Ubuntu 18.04 LTS “Bionic Beaver” released on April 26

The latest Ubuntu 18.04 LTS release was announced on April 26, 2018.

Codenamed “Bionic Beaver”, 18.04 LTS continues Ubuntu’s proud tradition of integrating the latest and greatest open source technologies into a high-quality, easy-to-use Linux distribution. The team has been hard at work through this cycle, introducing new features and fixing bugs.

Ubuntu Server 18.04 LTS includes the Queens release of OpenStack including the clustering enabled LXD 3.0, new network configuration via netplan.io, and a next-generation fast server installer.

The Ubuntu archive for arm64 contains 75334 software packages, with many of them updated since the last 16.04 LTS release.

CentOS 7.5.1804 and Continuous Release packages

If you are running CentOS on Arm and are interested in upgrading to the latest, the arm-dev list for CentOS has instructions how to pull your release forward. The necessary changes reflect the new CentOS release environment which now provides CR (“Continuous Release”) packages for Arm systems.

In the past, we built for all architectures through different build systems, but for this new 7.5.1804 release (rebuilt from 7.5) we started to use a new build process to build for all arches in parallel through one single build system.

MirageOS

MirageOS is a library operating system that constructs unikernels for secure, high-performance network applications across a variety of cloud computing and mobile platforms. Code can be developed on a normal OS such as Linux or MacOS X, and then compiled into a fully-standalone, specialized unikernel that runs under a Xen or KVM hypervisor.

Instructions are provided for booting MirageOS on your A53-based single-board computer. The system is programmed in OCaml.

SHA-3 in Armv8.4-A

SHA-3 is a cryptographic hashing function.

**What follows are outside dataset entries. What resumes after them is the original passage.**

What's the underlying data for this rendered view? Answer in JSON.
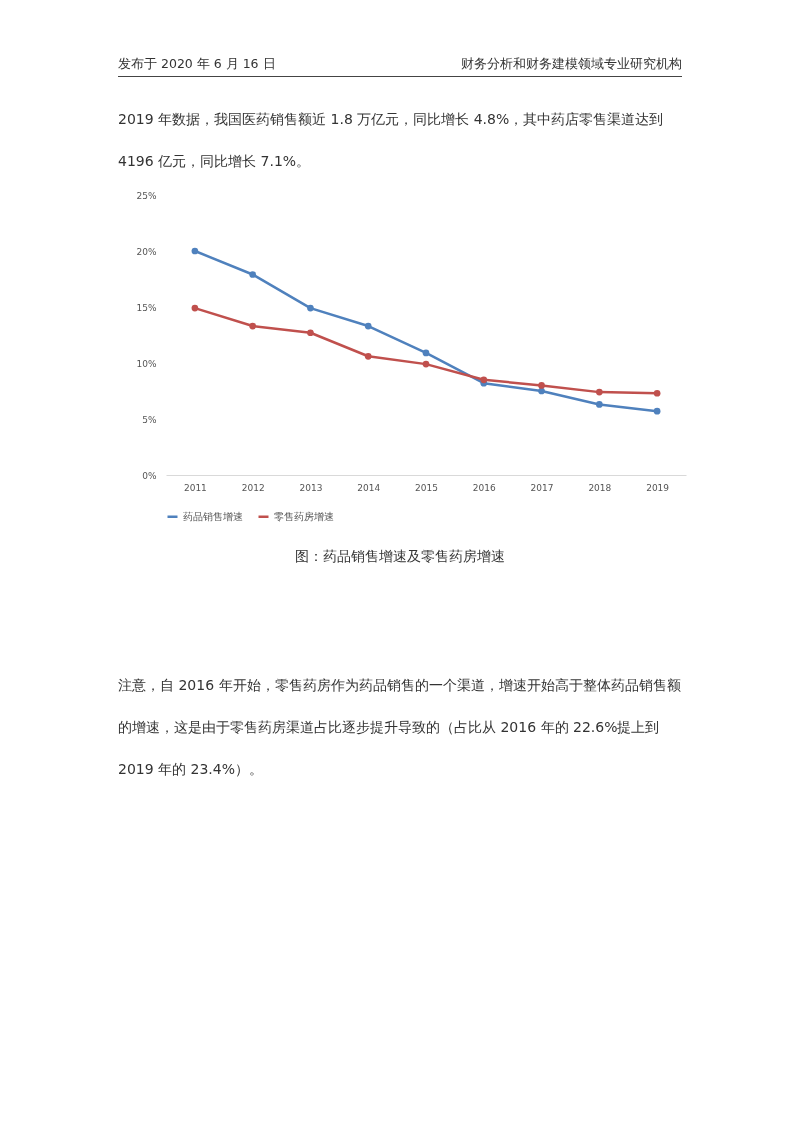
{
  "chart_data": {
    "type": "line",
    "title": "图：药品销售增速及零售药房增速",
    "annotations": [
      "发布于 2020 年 6 月 16 日",
      "财务分析和财务建模领域专业研究机构",
      "2019 年数据，我国医药销售额近 1.8 万亿元，同比增长 4.8%，其中药店零售渠道达到 4196 亿元，同比增长 7.1%。",
      "注意，自 2016 年开始，零售药房作为药品销售的一个渠道，增速开始高于整体药品销售额的增速，这是由于零售药房渠道占比逐步提升导致的（占比从 2016 年的 22.6%提上到 2019 年的 23.4%）。"
    ],
    "categories": [
      "2011",
      "2012",
      "2013",
      "2014",
      "2015",
      "2016",
      "2017",
      "2018",
      "2019"
    ],
    "series": [
      {
        "name": "药品销售增速",
        "color": "#4f81bd",
        "values": [
          20,
          17.9,
          14.9,
          13.3,
          10.9,
          8.2,
          7.5,
          6.3,
          5.7
        ]
      },
      {
        "name": "零售药房增速",
        "color": "#c0504d",
        "values": [
          14.9,
          13.3,
          12.7,
          10.6,
          9.9,
          8.5,
          8.0,
          7.4,
          7.3
        ]
      }
    ],
    "ylim": [
      0,
      25
    ],
    "yticks": [
      {
        "value": 0,
        "label": "0%"
      },
      {
        "value": 5,
        "label": "5%"
      },
      {
        "value": 10,
        "label": "10%"
      },
      {
        "value": 15,
        "label": "15%"
      },
      {
        "value": 20,
        "label": "20%"
      },
      {
        "value": 25,
        "label": "25%"
      }
    ],
    "grid": false,
    "legend": "bottom",
    "marker": "circle",
    "line_style": "solid"
  }
}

The 2017 extensions to the Arm architecture known as Armv8.4-A include hardware support for the SHA-3 algorithm.

Is SHA-3 slow? It can be, when implemented in software, compared to other hashing algorithms. When done in FPGAs or implemented directly in processor hardware, though, the conclusion is very different:

Throughput for a given circuit area is an order of magnitude higher than SHA-2 or any of the SHA-3 finalists. And if you care beyond plain speed, note that it also consumes much less energy per bit.

Docker Consul

Docker Consul is a distributed key-value store. Work has been committed to bring this to a multiarch Docker container.

LuaJIT light userdata

LuaJIT supports a 47-bit data type which is used to store pointers as “light userdata”. This conflicts with the 48-bit data type in arm64 systems, and so work is necessary.

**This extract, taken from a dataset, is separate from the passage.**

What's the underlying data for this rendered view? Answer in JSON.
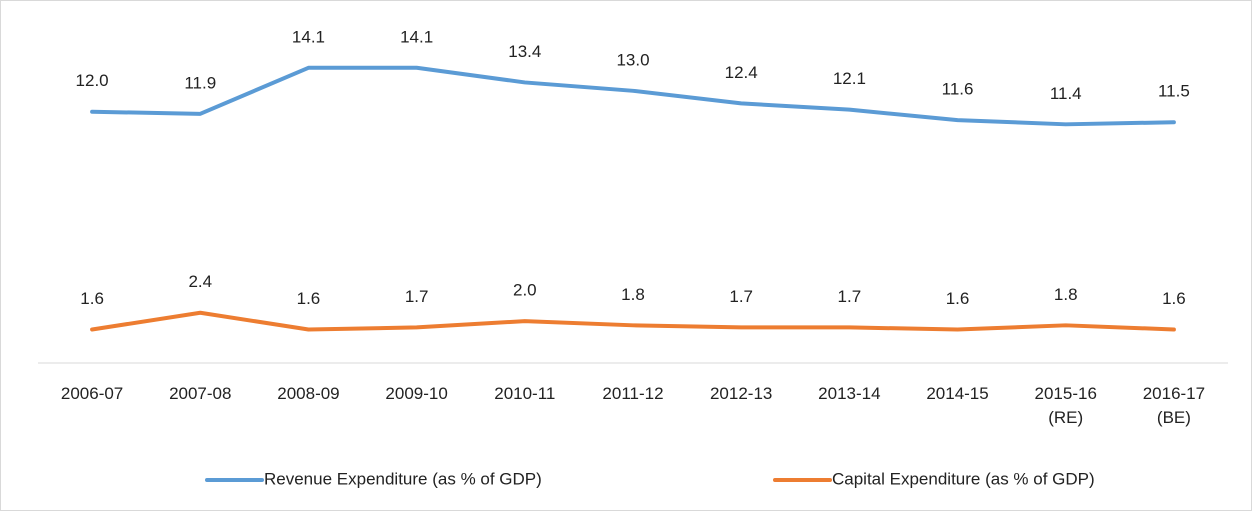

Peter van Dijk (@Habbie) has the following suggestions and recommendations for effectively addressing this issue:

Where addresses (the address of a type_info) were used as indexes, we replaced those with (semi-human readable) strings (the mangled type names)

Where addresses needed to be stored for later retrieval, we boxed them in a full userdata

Where we were using addresses as indexes but really didn’t need to, we replaced that with luaL_ref

Habbie’s work is going into PowerDNS, an open source name server and resolver software.

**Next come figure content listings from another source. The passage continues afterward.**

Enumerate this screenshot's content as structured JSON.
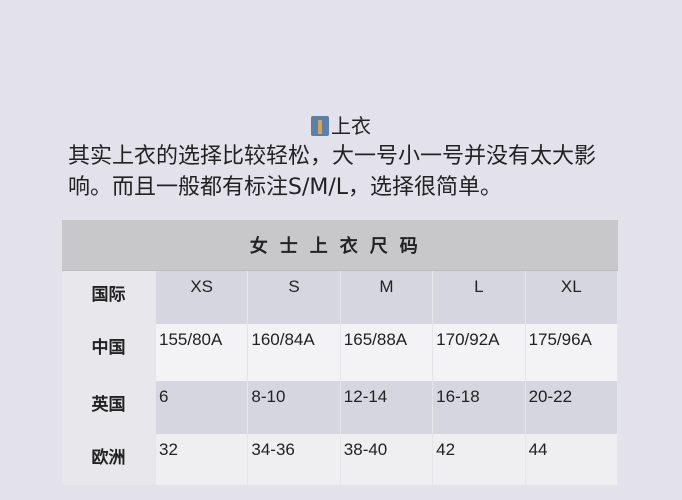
{
  "heading": {
    "icon": "shirt-tie-icon",
    "text": "上衣"
  },
  "paragraph": "其实上衣的选择比较轻松，大一号小一号并没有太大影响。而且一般都有标注S/M/L，选择很简单。",
  "table": {
    "caption": "女士上衣尺码",
    "header": {
      "label": "国际",
      "cells": [
        "XS",
        "S",
        "M",
        "L",
        "XL"
      ]
    },
    "rows": [
      {
        "label": "中国",
        "cells": [
          "155/80A",
          "160/84A",
          "165/88A",
          "170/92A",
          "175/96A"
        ]
      },
      {
        "label": "英国",
        "cells": [
          "6",
          "8-10",
          "12-14",
          "16-18",
          "20-22"
        ]
      },
      {
        "label": "欧洲",
        "cells": [
          "32",
          "34-36",
          "38-40",
          "42",
          "44"
        ]
      }
    ]
  }
}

Fedora 28 for Raspberry Pi 3 B+

Peter Robinson has a good detailed writeup on the port of Fedora 28 to the new Raspberry Pi 3 B+.

The upcoming Fedora 28 GA release will support the Raspberry Pi 3 B+ to the same levels as the original 3 B on both ARMv7 and aarch64.

The new components on the board include a USB hub, Gigabit ethernet, and Wifi changes, which consumed most of the work for the porting efforts.